W Teatrze im. Cypriana Kamila Norwida w Jeleniej Górze już w sobotę (12 czerwca) premiera farsy "Prezent urodzinowy" (org. "Birthday Suite") pióra Robina Hawdona. Spektakl w przekładzie Elżbiety Woźniak reżyseruje Jerzy Bończak.
Lepiej zastanów się dwa razy, nim przyjmiesz prezent urodzinowy od przyjaciela. Dlaczego? Wyobraź sobie taką sytuację – właśnie rozstałeś się z żoną i z okazji urodzin twój przyjaciel podarował ci upojną noc w hotelu z pewną tajemniczą kobietą" – tak rozpoczyna się opis spektaklu „Prezent urodzinowy" w Teatrze im. Norwida.

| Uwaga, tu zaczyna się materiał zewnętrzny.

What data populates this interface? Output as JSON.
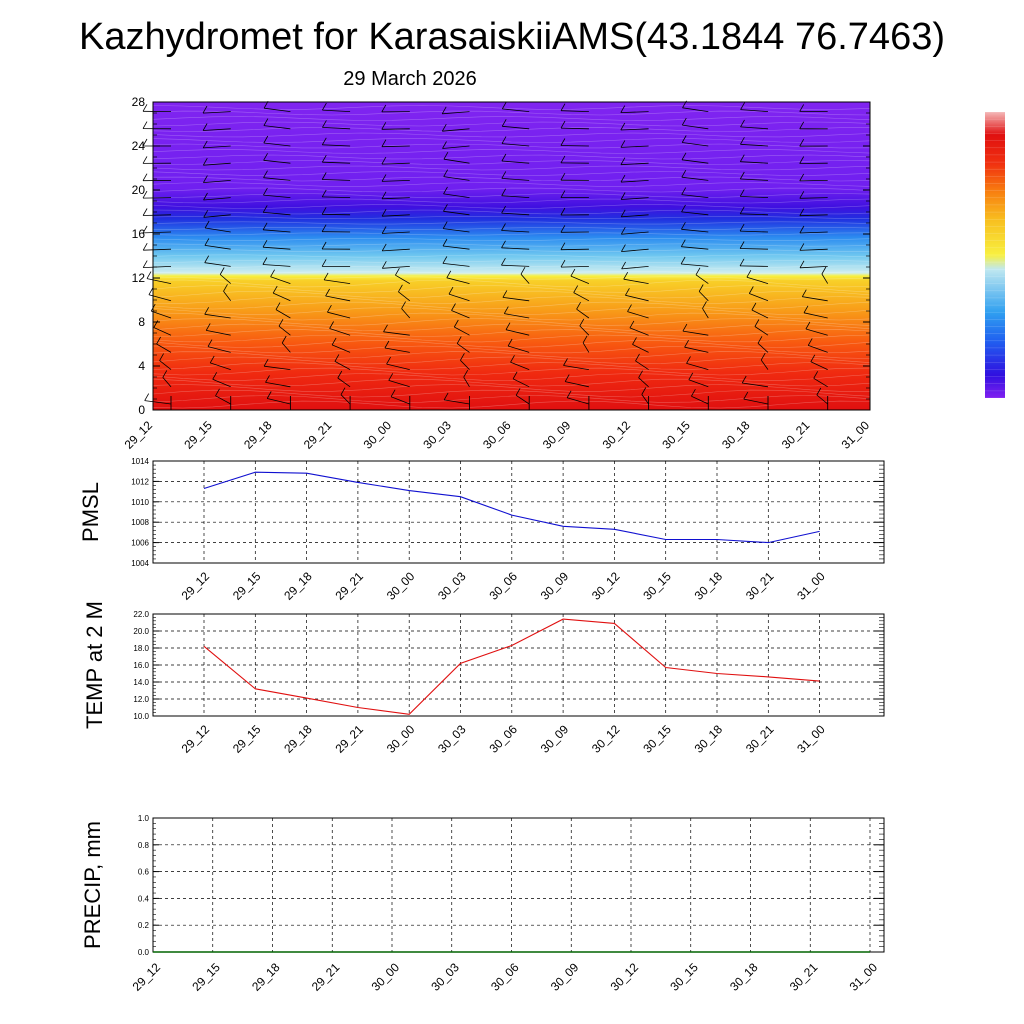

Robin Hawdon to jeden z najpopularniejszych autorów angielskich sztuk - komedii i fars, w tym "Bóg i Stephen Hawking", "In Flagranti", "Jak na wulkanie", "Lewe interesy", "Bóg i Stephen Hawking", "Weekend z R." czy "Wieczór kawalerski".
Reżyserii "Prezentu urodzinowego" podjął się Jerzy Bończak, którego chyba nikomu przedstawiać nie trzeba. Wspomnieć należy, że zagrał w ok. 150 filmach i produkcjach telewizyjnych, wystąpił w wielu sztukach Teatru im. Stefana Jaracza w Olsztynie oraz w teatrach warszawskich: Rozmaitości, Nowym i Kwadrat, był też reżyserem ponad 40 spektakli teatralnych. To już jego druga realizacja przygotowana w Teatrze im. Norwida, w 2018 wyreżyserował "Osiem kobiet" autorstwa Roberta Thomasa.
W tym roku Jerzy Bończak obchodzi 50-lecie pracy. - W tym czasie spotykały mnie tak różne rzeczy, przyjemne i nieprzyjemne, że jestem przyzwyczajony, jeśli nie mam takiej reakcji ze strony widza, jakiej bym oczekiwał; wtedy się specjalnie tym nie smucę, wiem, że jutro będzie lepiej - mówi Jerzy Bończak.
Scenografię opracowała Klaudia Solarz, a kostiumy przygotował Sylwester Krupiński. Opracowanie muzyczne - Marian Szałkowski.
Grają: Marta Kędziora, Magdalena Kępińska, Jacek Grondowy, Piotr Konieczyński oraz Robert Mania.